Accursio is increasingly worried about the ability of the United States to feed itself and for the ability of farmers to stay in business. Those concerns are especially true inside Florida, which competes directly with produce from Mexico. Many Florida farmers were vocally opposed to the Trump administration’s renewed free trade deal with Mexico and Canada for that reason, even as many supported him politically.

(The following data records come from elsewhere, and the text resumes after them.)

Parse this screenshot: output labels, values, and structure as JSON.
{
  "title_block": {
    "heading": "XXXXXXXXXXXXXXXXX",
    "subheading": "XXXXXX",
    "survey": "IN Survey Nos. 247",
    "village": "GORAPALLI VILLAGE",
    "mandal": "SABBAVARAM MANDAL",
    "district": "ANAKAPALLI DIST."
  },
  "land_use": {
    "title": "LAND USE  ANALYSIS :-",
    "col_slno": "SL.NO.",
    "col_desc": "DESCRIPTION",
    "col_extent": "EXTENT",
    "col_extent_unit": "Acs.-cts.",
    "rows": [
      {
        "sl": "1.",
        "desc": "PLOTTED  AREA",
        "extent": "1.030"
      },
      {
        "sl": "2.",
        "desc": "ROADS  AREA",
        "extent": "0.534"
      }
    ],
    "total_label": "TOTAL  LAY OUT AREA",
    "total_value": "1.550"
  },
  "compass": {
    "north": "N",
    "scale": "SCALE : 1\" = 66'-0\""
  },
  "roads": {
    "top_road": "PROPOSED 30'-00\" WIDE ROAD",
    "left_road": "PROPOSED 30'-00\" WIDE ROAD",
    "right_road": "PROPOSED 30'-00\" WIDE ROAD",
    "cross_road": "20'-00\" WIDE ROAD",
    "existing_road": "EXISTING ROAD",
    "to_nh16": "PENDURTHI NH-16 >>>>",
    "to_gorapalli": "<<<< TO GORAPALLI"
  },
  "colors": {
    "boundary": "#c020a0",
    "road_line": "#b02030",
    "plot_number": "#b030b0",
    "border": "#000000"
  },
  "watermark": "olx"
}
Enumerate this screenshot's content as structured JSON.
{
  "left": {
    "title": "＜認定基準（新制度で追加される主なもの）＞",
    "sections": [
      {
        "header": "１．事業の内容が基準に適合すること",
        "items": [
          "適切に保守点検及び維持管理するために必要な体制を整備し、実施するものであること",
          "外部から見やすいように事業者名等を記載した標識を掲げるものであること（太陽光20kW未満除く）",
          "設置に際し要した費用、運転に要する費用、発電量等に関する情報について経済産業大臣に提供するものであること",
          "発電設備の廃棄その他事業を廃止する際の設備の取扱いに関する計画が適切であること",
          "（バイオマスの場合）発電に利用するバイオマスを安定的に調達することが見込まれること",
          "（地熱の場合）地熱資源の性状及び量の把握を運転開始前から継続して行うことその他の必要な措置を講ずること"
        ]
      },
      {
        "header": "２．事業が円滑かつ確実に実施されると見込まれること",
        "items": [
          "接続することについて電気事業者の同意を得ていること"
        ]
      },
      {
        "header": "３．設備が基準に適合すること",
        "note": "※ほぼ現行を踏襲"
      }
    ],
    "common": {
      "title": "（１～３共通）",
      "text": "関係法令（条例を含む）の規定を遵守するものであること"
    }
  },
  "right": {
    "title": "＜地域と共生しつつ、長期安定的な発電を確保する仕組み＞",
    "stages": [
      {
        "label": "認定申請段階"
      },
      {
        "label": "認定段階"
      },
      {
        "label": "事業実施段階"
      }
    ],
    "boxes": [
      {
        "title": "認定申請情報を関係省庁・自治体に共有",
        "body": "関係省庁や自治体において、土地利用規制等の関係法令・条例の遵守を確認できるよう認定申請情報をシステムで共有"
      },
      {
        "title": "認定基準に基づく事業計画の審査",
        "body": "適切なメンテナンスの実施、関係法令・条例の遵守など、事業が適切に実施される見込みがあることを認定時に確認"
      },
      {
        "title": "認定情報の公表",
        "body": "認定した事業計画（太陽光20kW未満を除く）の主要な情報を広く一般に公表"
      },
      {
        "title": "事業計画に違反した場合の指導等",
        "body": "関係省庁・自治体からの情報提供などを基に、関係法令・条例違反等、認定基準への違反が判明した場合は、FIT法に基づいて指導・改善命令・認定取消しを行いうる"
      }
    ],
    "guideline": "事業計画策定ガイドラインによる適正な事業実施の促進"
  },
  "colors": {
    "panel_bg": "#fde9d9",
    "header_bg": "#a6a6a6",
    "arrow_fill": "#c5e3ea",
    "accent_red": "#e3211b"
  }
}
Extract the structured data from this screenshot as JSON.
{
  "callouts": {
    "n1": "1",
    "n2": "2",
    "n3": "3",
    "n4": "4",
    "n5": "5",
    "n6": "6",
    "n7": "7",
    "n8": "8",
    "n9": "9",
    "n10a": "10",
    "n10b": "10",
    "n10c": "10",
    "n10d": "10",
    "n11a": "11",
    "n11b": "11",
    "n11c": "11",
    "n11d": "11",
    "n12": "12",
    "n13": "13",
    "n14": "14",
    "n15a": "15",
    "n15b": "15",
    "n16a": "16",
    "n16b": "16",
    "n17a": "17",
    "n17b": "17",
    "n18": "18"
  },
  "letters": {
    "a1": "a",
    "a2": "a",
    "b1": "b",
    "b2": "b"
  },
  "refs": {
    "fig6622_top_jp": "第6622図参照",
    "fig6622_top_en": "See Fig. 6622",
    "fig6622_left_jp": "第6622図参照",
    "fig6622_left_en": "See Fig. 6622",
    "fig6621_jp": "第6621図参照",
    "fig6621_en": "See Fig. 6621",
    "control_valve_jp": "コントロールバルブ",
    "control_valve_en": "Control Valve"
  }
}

Accursio met directly with President Trump after the 2020 election urging help.
“We were excited when we left the meeting but, as you well know, the president wasn’t reelected,” Accursio said.
Even with free trade in place, he sees creating local relationships and strengthening local and regional supply chains as a way to build local resilience to globalizing forces.
Small changes he is seeing in local markets are welcome, he said. But directing government agencies to buy more produce locally could be the salvation of Florida’s troubled agricultural industry.
He said he hopes, somehow, some way, that the Florida Legislature will make better access to Florida produce a priority for years to come.
“We need to keep fighting and moving forward and speaking to our lawmakers because that’s our only hope,” said Accursio. “There’s a lot of people making a lot of money off of delivering into the — we’ll pick on the prison system again — delivering into them. And it should be coming to Florida growers first.”